Murmer, Tether, United States, Helen Scarsdale Agency, HMS071 vinyl LP (2023)
A project of long standing since 2002, when it released its first album, Murmer has been issuing new recordings on and off – there have been gaps of about 4 to 5 years between albums – and 2023 has proved to be no different with new album “Tether” released by the act after nearly five years of quiet since the last major recording “Raadio Mälu” back in 2018. For those not very familiar with Murmer (like me – though The Sound Projector did feature an interview with Murmer back in Issue #13 in 2005), the musician behind this project is Patrick McGinley, born in the US but resident in Europe since 1996 and in southeast Estonia since 2009. McGinley’s music is sourced from his collection of found objects and found sounds, with an emphasis on finding sounds that we would usually find ordinary and commonplace in their own environments, but which in different contexts and situations become alien, even astonishing and deeply profound.

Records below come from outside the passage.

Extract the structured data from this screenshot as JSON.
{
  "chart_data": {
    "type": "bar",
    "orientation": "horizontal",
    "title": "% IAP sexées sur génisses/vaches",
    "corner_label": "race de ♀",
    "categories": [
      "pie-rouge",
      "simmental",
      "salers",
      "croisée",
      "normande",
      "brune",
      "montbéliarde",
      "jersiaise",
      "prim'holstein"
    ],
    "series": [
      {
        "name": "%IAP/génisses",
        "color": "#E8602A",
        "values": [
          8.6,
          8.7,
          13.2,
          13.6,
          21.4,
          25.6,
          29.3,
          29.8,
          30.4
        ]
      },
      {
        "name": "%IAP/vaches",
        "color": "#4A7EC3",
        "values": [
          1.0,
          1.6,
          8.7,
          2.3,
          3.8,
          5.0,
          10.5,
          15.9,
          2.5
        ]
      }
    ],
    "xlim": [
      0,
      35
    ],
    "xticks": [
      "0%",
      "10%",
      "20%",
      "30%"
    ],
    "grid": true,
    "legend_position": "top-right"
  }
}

Divided into two tracks of more or less equal length, “Tether” uses as its source material cables, fences, wires and vents, their sounds picked up by contact microphones. The resulting album turns out to be majestic and forbidding, a veritable soundscape of near-Arctic atmospheres and meteorological events. Track 1 “taevast” (in English, “from the sky”) starts slowly and imperceptibly but this little thing steadily builds up to a major rhythmic droning industrial monster, working its way to the point where it might take off and soar into the skies like a giant black pterosaur. From there the work becomes an airy serene pulsating piece – the source material used is thick high-tension wires subjected to winds from the Arctic – continuing for well over half the track’s length and becoming its linchpin for other sounds ranging from crackling rods to a loop-like background swish that sounds suspiciously like a shoot-’em videogame. The rest of the track proceeds quietly with a strange fizzle drone with another pulsating industrial rhythm close to the end.
“Maale” (“to the country”) initially seems a more assertive track of airy drone wash and a near-piercing siren tone that becomes frosty and chilling in its whirling texture. It becomes a very brooding track as rhythmic metallic sounds capture and hold your attention while the winds blow. As the track changes and becomes a bit ponderous with clunking beats, a windy atmosphere keeps it airy and spacious, and for a while the background drones seem to take on a rich, even spiritual timbre.
Even though the source materials are made obvious on the recordings, the sounds they generate and the way in which McGinley has arranged them turn these field recordings into works combining power and delicacy, in which the ordinary everyday things in life – unnoticed, perhaps throwaway and ephemeral – become the medium through which profound messages may be transmitted.